I have a MySQL with strings that I left dormant for a while. Now that I picked it up again, I noticed that all the special characters are screwed up. My ISP has ported the server to a different machine, I suspect that this might be when it happened.
The database was populated by a PHP script. Everything was supposed to be in UTF-8, that's what the database is set to.
However, this is what a string looks like now:
fête
Those four special characters are supposed to be one character, ê
, the string is meant to be fête
.
Now it looks like this is just re-encoded twice, but that doesn't seem right. Those four characters in hex are:
C3 83 C6 92 C3 82 C2 AA
This looks very much like UTF-8, so if we decode it, we get
C3 3F C2 AA
This isn't quite UTF-8 (because of the 3F
), but let's decode it again:
FF AA
This is not UTF-8.
The ê
character is EA
, in UTF-8, that would be C3 AA
.
Another example: The Spanish upside-down question mark (¿
) is there as C8 83 E2 80 9A C3 82 C2
, which decodes to C3 3F 82 BF
, which isn't proper UTF-8 again (translates to FF 82 BF
). The expected character for ¿
is BF
, i.e. C2 BF
in proper UTF-8.
What happened here? How did the characters get messed up? More importantly, how do I fix it?
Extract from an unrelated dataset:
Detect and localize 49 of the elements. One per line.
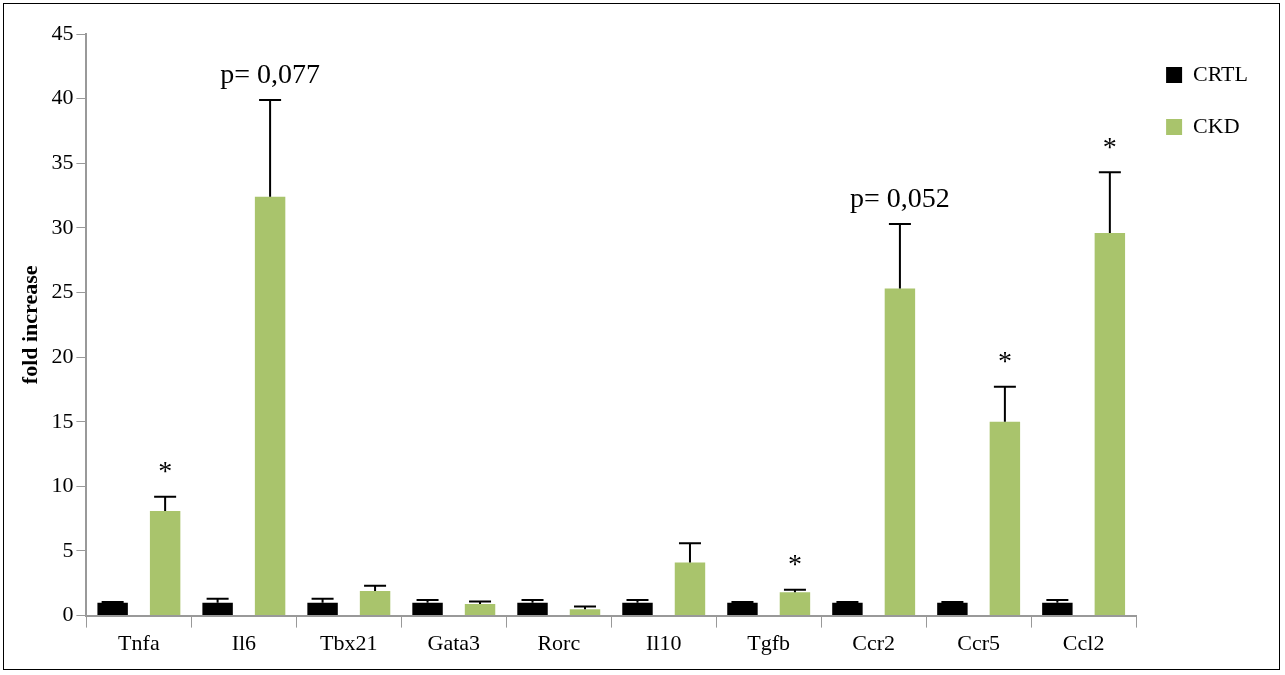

(Side note - the new server requires me to write mysql_set_charset("utf8");
or else strings get messed up too, although in the "UTF-8 as latin1" fashion, not in this weird fashion as seen above.)
TL;DR:
- MySQL database was populated in UTF-8 through PHP script
- Lay dormant for years, server got migrated.
- Now characters are messed up, see above.